Orbital characteristics
- Epoch 31 July 2016 (JD 2457600.5)
- Uncertainty parameter 0
- Observation arc: 137.04 yr (50054 d)
- Aphelion: 2.9934 AU (447.81 Gm)
- Perihelion: 1.8121 AU (271.09 Gm)
- Semi-major axis: 2.4028 AU (359.45 Gm)
- Eccentricity: 0.24582
- Orbital period (sidereal): 3.72 yr (1360.4 d)
- Mean anomaly: 94.342°
- Mean motion: 0° 15^{m} 52.632^{s} / day
- Inclination: 6.8137°
- Longitude of ascending node: 343.25°
- Argument of perihelion: 30.067°
- Earth MOID: 0.814558 AU (121.8561 Gm)
- Jupiter MOID: 2.48275 AU (371.414 Gm)
- T_{Jupiter}: 3.474

Physical characteristics
- Dimensions: 103.26±1.9 km 90.18 ± 2.80 km
- Mass: (1.79 ± 0.42) × 10^{18} kg
- Mean density: 4.64 ± 1.17 g/cm^{3}
- Synodic rotation period: 13.625 h (0.5677 d)
- Geometric albedo: 0.2330±0.009
- Spectral type: S
- Apparent magnitude: 8.2
- Absolute magnitude (H): 7.13

= 192 Nausikaa =

Main-belt asteroid

192 Nausikaa (Note: Stressed on the 'i', /nɔːˈsɪkiə/.) is a large main-belt S-type asteroid.
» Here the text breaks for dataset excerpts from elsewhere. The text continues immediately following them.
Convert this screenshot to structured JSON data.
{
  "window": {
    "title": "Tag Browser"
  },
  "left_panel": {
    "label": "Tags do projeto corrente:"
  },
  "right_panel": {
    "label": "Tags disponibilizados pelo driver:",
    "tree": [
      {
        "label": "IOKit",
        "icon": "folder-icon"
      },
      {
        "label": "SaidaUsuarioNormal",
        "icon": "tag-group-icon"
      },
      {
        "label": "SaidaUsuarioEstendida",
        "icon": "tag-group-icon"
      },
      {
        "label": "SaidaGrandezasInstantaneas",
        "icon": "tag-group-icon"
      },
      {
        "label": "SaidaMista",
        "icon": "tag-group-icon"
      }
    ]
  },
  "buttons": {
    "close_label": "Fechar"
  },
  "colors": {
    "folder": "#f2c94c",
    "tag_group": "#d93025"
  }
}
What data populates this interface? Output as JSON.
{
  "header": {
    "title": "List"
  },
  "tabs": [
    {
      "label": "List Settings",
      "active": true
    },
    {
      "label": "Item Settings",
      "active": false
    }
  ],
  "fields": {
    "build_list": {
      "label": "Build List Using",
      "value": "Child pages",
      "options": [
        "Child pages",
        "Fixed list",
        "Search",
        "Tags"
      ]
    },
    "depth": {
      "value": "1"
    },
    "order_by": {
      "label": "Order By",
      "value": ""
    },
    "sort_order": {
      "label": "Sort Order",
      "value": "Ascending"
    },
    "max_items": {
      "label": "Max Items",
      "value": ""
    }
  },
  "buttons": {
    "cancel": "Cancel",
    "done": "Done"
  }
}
It was discovered by Johann Palisa on February 17, 1879, at Pula, then in Austria, now in Croatia. The name derives from Nausicaä, a princess in Homer's Odyssey.

This is an S-type asteroid around 86 km with an elliptical ratio of 1.51. The sidereal rotation period is 13.6217 hours.
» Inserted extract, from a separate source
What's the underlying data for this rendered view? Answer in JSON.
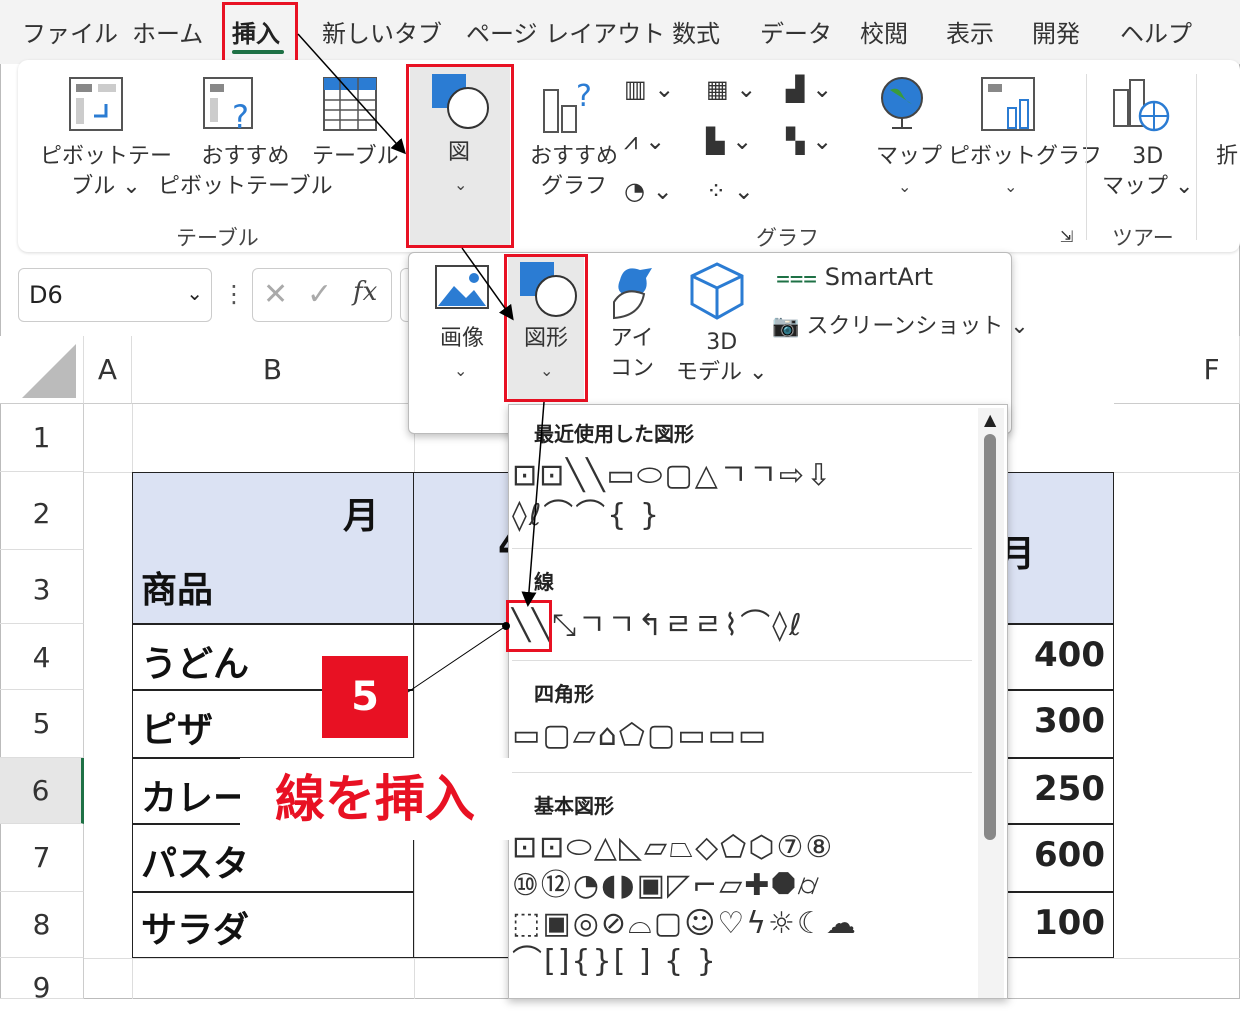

Based on the lightcurve data obtained from Nausikaa, a possible satellite was reported in 1985. However, this has not been confirmed. A shape model of Nausikaa has been constructed, also based on the lightcurve data. It indicates a roughly cut, but not very elongated body. In 1998 an occultation of a star by the asteroid was observed from the United States.

In 1988 a search for satellites or dust orbiting this asteroid was performed using the UH88 telescope at the Mauna Kea Observatories, but the effort came up empty.

Nausikaa's orbital period is 3.72 years, its distance from the Sun varying between 1.81 and 2.99 AU. The orbital eccentricity is 0.246. Nausikaa brightened to magnitude 8.3 at a quite favorable opposition on 2 September 2011, when it was 1.875 AU from the Sun and 0.866 AU from the Earth.